Money seems to have dried up for Tanzie Youngblood.
The retired teacher brought in just $9,352.88 between April 1 and May 16, a far cry from State Senator Jeff Van Drew’s $128,609.95 raised.
In fact, the $12,500 Van Drew received from political committees exceeds Youngblood’s fundraising for the period, but the same can’t be said of all of Van Drew’s primary opponents.
Will Cunningham brought in $15,983 over the period, and while farmer Nathan Kleinman has not filed any period reports – indicating that he may not have raised or spent $5,000 during current or prior reporting periods – he did file a 48-hour notice showing a $90,000 personal loan on May 23.

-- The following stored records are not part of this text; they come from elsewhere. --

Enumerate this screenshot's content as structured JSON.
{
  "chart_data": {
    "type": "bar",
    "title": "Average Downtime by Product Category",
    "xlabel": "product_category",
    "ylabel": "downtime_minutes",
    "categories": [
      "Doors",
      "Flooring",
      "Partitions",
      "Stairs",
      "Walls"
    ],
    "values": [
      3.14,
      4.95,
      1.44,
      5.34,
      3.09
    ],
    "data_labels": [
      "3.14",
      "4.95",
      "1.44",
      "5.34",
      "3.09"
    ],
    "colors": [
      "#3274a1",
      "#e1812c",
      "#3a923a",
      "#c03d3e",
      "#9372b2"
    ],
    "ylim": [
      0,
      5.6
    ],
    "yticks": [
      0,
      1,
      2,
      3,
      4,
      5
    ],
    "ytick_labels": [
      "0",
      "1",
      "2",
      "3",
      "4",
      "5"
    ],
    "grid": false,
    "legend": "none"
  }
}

That would make him the Democrat with the most cash on hand, next to Van Drew, who had $412,155.81 in his war chest at the end of the reporting period. Cunningham had $30,671.86 in his campaign coffers, while Youngblood had just $3,133.47.
Money was tighter on the Republican side. Revelations that one-time Republican frontrunner Hirsh Singh had little personal wealth to contribute to his campaign haven’t helped his ability to fundraise. Still, he managed to bring in $17,256.24, enough to keep him out of last place in the district’s fundraising race.
Sam Fiocchi led the Republican field in terms of cash raised, with $57,640.57, but $50,000 of that amount came from a loan the candidate gave his own campaign.
Seth Grossman, who pulled in $10,733.82 over the previous reporting period has not filed a pre-primary disclosure.
Either way, Fiocchi, Grossman and Singh still lead former FBI agent Robert Turkavage, who, like Kleinman, hasn’t raised or spent enough to file a pre-primary report. But unlike Kleinman, Turkavage hasn’t given his campaign a hefty loan of his personal money.
Editor’s Note: This article incorrectly referred to Grossman’s April Quarterly disclosure as his pre-primary disclosure. He has yet to file the latter.